Thursday, March 10, 2011

Mansory Siracusa

Most attempts to modify a supercar are going to be controversial, as are the efforts of German tuner Mansory. Combine the two then, and it’s very likely that the outcome is going to divide opinion.

For the Siracusa - based on the Ferrari 458 Italia - Mansory has adopted its usual procedure: replace as much bodywork as possible with carbon fibre, fiddle with the aerodynamics, boost power, re-trim the interior and then apply a ‘unique’ colour scheme.

Some visual elements don’t work particularly well, for example the revised headlights and the various carbon fibre addenda stuck onto the side skirts and front apron. But the claimed results are more down-force, better cooling and a car that’s 70 kg (154 lbs) lighter.

Combined with a modest 2% increase in power to 581 bhp (434 kW / 590 PS) - thanks to a tweaked engine management system, replacement air filter and a sports exhaust - the Siracusa will accelerate from zero to 62 mph (100 km/h) in 3.2 seconds, before going on to a top speed of 205 mph (330 km/h).
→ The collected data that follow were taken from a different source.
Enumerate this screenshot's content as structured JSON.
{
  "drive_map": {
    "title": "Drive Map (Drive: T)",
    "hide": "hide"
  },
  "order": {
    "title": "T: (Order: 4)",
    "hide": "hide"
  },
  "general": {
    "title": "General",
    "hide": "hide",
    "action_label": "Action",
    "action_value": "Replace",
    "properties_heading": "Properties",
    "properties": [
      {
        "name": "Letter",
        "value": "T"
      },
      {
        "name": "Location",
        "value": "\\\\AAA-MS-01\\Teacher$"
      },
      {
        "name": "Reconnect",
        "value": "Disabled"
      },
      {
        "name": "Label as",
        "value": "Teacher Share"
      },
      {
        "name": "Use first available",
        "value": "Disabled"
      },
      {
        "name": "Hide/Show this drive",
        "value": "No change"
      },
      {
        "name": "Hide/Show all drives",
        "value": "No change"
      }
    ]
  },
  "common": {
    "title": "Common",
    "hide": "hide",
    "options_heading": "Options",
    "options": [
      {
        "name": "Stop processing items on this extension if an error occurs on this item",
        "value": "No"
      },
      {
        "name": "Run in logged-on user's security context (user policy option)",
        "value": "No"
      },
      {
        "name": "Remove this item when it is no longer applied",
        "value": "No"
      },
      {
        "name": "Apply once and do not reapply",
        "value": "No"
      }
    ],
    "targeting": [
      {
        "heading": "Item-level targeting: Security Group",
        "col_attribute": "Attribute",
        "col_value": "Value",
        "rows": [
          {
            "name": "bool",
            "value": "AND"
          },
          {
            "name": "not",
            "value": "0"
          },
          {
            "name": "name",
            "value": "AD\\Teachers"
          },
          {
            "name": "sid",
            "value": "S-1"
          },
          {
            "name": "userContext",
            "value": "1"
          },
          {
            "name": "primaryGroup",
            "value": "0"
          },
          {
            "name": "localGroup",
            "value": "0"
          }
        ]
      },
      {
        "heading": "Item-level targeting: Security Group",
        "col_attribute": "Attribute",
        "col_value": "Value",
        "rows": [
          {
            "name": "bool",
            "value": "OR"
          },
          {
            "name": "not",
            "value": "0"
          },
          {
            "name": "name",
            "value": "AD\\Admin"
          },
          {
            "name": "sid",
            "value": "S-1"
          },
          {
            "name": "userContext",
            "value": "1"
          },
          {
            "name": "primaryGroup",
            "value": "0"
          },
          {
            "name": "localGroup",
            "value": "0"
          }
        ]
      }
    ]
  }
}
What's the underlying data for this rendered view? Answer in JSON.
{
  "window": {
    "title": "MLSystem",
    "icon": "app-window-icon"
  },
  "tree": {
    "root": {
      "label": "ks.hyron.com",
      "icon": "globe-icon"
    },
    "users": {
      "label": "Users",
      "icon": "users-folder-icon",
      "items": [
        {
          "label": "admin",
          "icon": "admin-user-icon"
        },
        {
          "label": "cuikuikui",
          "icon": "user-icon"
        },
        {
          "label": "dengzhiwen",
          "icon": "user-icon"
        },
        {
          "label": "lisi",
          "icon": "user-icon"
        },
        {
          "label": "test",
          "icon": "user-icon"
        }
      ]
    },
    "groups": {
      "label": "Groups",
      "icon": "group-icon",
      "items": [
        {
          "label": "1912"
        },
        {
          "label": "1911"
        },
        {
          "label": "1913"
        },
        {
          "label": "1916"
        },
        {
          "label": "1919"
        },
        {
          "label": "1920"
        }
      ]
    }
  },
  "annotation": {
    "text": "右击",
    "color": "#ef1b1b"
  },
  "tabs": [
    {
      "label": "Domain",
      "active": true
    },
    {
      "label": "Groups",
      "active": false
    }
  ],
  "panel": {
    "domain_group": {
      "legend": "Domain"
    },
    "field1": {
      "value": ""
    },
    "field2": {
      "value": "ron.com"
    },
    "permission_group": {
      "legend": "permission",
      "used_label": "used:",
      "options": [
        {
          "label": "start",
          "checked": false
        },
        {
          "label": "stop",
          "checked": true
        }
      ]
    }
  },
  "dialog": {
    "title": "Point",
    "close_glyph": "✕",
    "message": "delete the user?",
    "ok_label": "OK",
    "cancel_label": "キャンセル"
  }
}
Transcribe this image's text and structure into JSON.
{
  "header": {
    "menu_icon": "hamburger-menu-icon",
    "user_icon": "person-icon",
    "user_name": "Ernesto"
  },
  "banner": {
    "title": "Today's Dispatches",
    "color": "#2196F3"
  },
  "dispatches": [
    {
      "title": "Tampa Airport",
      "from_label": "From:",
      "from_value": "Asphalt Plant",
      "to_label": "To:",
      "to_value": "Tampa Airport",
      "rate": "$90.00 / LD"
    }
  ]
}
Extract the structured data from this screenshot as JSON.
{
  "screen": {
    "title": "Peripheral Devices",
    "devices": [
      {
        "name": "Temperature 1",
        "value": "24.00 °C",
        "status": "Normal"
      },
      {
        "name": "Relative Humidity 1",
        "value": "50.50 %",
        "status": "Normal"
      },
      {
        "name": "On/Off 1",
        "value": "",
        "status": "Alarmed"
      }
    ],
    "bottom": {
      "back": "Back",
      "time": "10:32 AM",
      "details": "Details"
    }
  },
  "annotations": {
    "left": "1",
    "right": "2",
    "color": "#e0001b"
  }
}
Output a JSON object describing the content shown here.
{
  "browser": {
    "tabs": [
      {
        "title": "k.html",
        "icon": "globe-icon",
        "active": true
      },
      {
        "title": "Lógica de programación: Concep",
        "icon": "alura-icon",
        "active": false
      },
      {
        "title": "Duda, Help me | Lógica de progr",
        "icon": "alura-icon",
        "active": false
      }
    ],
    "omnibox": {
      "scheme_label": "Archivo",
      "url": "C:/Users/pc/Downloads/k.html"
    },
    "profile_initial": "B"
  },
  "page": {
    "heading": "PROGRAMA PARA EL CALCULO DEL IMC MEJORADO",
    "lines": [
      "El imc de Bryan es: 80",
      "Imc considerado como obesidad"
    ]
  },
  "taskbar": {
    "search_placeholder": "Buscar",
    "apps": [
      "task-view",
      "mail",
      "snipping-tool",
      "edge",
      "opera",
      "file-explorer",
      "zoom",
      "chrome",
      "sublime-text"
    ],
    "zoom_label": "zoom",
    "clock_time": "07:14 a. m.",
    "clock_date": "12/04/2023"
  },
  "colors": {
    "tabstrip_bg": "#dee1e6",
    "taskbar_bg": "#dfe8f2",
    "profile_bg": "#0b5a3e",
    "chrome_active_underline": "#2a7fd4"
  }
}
Impressive performance, although it should be remembered that the standard 458 Italia does the same sprint in 3.4 seconds and maxes out at 202 mph (325 km/h). So it begs the question: what’s the point for such insignificant gains?

Of course, it might be that the Mansory has a notably improved mid-range, while the lowered suspension and more effective spoilers unite to considerably enhance handling. The only way to tell would be to pitch the Siracusa against a stock 458 Italia on a track.